Co-expression of c-abl and c-myb oncogenes in Philadelphia chromosome-negative, bcr-negative chronic myeloid Leukaemia

Three cases of Philadelphia (Ph) chromosome-negative, bcr-negative chronic myeloid leukaemia (CML) have been investigated for oncogene expression by Northern blot and cytoplasmic RNA dot blot hybridization. Considerably high levels of expression of c-abl and c-myb were observed in all cases. In the Ph-negative cells the normal 6.0 and 7.0 kb c-abl and 3.8 kb c-myb transcripts were found. No amplification of c-abl or c-myb oncogenes was detected in the DNAs of Ph-negative CML cells. Data suggest that co-operation between the overexpressed c-abl and c-myb oncogenes is causally related to Ph-negative bcr-negative CML.

Antiretroviral immune response and plasma interferon in different phases of chronic granulocytic leukemia.
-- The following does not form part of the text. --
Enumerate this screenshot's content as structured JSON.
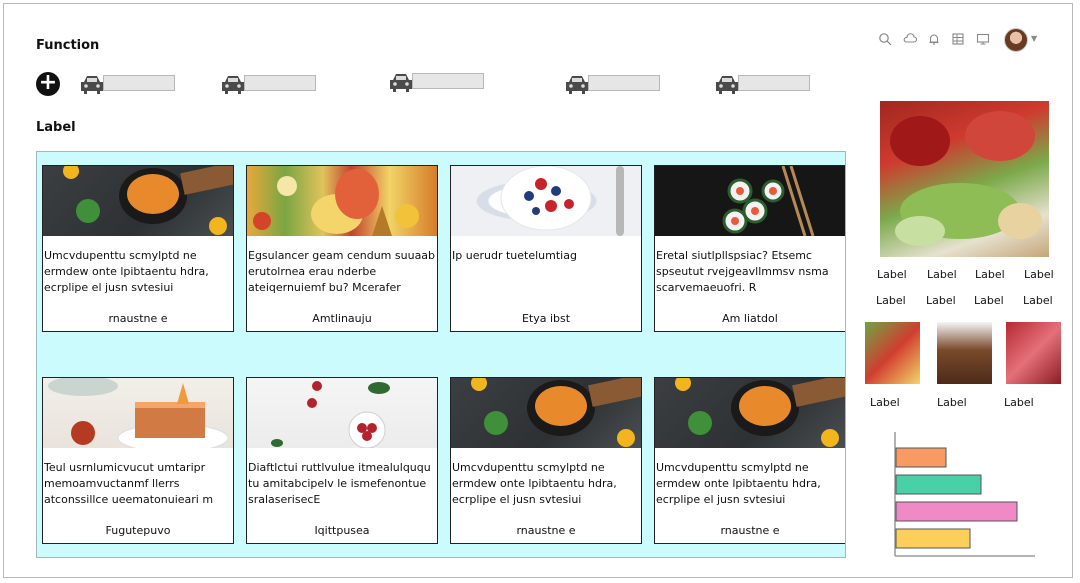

Forty patients with chronic granulocytic leukemia (CGL) were tested for antibodies and lymphocytes reacting with gibbon ape leukemia virus (GaLV) and baboon endogenous virus (BaEV) antigens as well as for plasma interferon levels. Antibodies reacting with envelope antigens of GaLV and BaEV were found frequently and in high titers in patients with the quiescent phase of CGL but rarely and in low titers in the accelerated and blastic phase of the disease. Results of radioimmunoprecipitation studies were in concordance with those obtained in virus neutralization experiments. Cellular and humoral cytotoxic activity of blood plasma and lymphocyte samples against autologous tumor cells showed a similar phase-specific distribution. Most of these activities could be blocked by GaLV and BaEV gp70 antigens. Elevated plasma interferon (IFN)-alpha levels were found in the quiescent and accelerated phase of CGL, whereas no significant differences could be detected between IFN levels of patients with the blastic crisis of CGL and those of the control persons. Follow up studies of four patients confirmed this stage-specific distribution of antiretroviral immune and interferon response.